Algunos lo llaman coherencia, yo lo llamo tres por uno y he de confesar que a veces me disgustan las rebajas mentales. Me disgusta que al comprar un libro, resulte necesario impregnar mi casa con toda la ideología del autor, que me vea obligado a comulgar con toda su biografía, que tenga que arrastrar una serie de accesorios que acaban supurando como las banderillas sangrientas que merman la bravura de los toros de lidia.

Sí, tres por uno. Uno se compra una novela y de regalo se incluye atuendo ad hoc y una afinidad política, que en muchos casos resulta ficticia, como un espejismo borroso en el horizonte. La verdadera militancia requiere esfuerzo, compromiso y una serie de incomodidades que van más allá de la lanzada a moro muerto o de patriotismos de bandera que por detrás cobijan un patrimonio sin declarar en paraísos fiscales

Mi triste percepción no es otra que el abuso del maniqueísmo cultural-estético-político. Pocos se atreven a adentrarse en las tierras ignotas del adversario, para después rapiñar lo que consideren de provecho.

No comparto la afición de Joaquín Sabina por la ya eufemística Fiesta Nacional, pero admiro su valentía por torear sus supuestas afinidades y enfrentarse a un miope miura, al cual no le gustan los versos sueltos que se puedan salir de su doctrina, criticando sin cesar.

Por otro lado, al igual que ignoro la vida y milagros del conservador Javier Maroto, he de reconocer que en mi opinión, su boda ha conseguido romper más barreras que aquel pírrico Ministerio de la Igualdad. Ver a la cúpula de un partido democristiano, sonriendo en las fotos de una boda entre dos hombres, va más allá de lo transgresor.

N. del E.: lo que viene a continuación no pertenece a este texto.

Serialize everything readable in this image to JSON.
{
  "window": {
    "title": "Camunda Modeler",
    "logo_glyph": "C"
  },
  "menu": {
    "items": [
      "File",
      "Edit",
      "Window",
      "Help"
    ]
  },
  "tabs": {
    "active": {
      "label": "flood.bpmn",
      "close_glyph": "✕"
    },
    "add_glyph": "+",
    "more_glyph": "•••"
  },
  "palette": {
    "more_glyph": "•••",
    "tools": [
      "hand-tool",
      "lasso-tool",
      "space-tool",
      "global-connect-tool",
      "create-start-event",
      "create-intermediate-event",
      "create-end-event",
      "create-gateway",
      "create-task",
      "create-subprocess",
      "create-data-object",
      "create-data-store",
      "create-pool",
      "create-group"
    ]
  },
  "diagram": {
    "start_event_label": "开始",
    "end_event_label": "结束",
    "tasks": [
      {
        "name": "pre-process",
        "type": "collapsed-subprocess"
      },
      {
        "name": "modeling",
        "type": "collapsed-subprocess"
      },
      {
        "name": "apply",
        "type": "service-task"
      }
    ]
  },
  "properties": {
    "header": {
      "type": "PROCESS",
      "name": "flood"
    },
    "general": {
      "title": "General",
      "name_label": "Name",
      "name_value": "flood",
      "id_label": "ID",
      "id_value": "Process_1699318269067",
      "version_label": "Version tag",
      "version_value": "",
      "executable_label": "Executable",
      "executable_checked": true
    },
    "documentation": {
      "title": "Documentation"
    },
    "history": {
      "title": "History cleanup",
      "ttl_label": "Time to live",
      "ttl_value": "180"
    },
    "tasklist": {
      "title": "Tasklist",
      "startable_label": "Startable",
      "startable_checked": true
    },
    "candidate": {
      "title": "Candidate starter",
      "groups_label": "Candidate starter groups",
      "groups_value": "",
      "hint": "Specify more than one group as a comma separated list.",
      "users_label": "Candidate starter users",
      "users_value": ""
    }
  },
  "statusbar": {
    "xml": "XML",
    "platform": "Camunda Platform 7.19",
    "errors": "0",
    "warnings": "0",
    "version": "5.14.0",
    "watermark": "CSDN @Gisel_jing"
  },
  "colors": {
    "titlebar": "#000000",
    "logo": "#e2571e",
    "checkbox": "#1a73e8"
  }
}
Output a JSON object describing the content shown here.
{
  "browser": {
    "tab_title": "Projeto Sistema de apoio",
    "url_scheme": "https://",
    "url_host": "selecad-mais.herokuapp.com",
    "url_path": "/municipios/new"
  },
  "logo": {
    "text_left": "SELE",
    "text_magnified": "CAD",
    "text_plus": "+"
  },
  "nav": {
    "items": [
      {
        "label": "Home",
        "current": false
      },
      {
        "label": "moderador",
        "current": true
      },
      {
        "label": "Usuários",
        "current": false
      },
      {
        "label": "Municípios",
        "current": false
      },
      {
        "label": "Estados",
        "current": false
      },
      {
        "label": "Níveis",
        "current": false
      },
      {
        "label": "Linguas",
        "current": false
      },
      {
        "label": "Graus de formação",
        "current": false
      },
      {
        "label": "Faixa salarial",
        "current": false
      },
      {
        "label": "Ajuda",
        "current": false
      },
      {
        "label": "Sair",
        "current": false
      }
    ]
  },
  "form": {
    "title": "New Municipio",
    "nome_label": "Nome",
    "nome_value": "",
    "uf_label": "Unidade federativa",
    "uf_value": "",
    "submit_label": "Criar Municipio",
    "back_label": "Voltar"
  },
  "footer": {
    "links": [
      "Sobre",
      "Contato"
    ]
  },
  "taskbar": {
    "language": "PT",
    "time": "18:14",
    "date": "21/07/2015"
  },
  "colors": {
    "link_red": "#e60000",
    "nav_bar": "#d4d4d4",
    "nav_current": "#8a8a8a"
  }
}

Mientras tanto, haciendo honor al título de este Blog, me limitaré a colocar juntos en mi estantería Crónica de Una Muerte Anunciada y La Guerra del Fin del Mundo o Las Inquietudes de Shanti Andía al lado de La Madre.

Seguiré aplaudiendo cuando escuche en directo Una Furtiva Lágrima, Nekrománticos o la recién conocida Quien Fuera y hurtaré de donde fuera necesario, incluso hasta convertirme en un esperpento sociológico, salvo en el disfraz.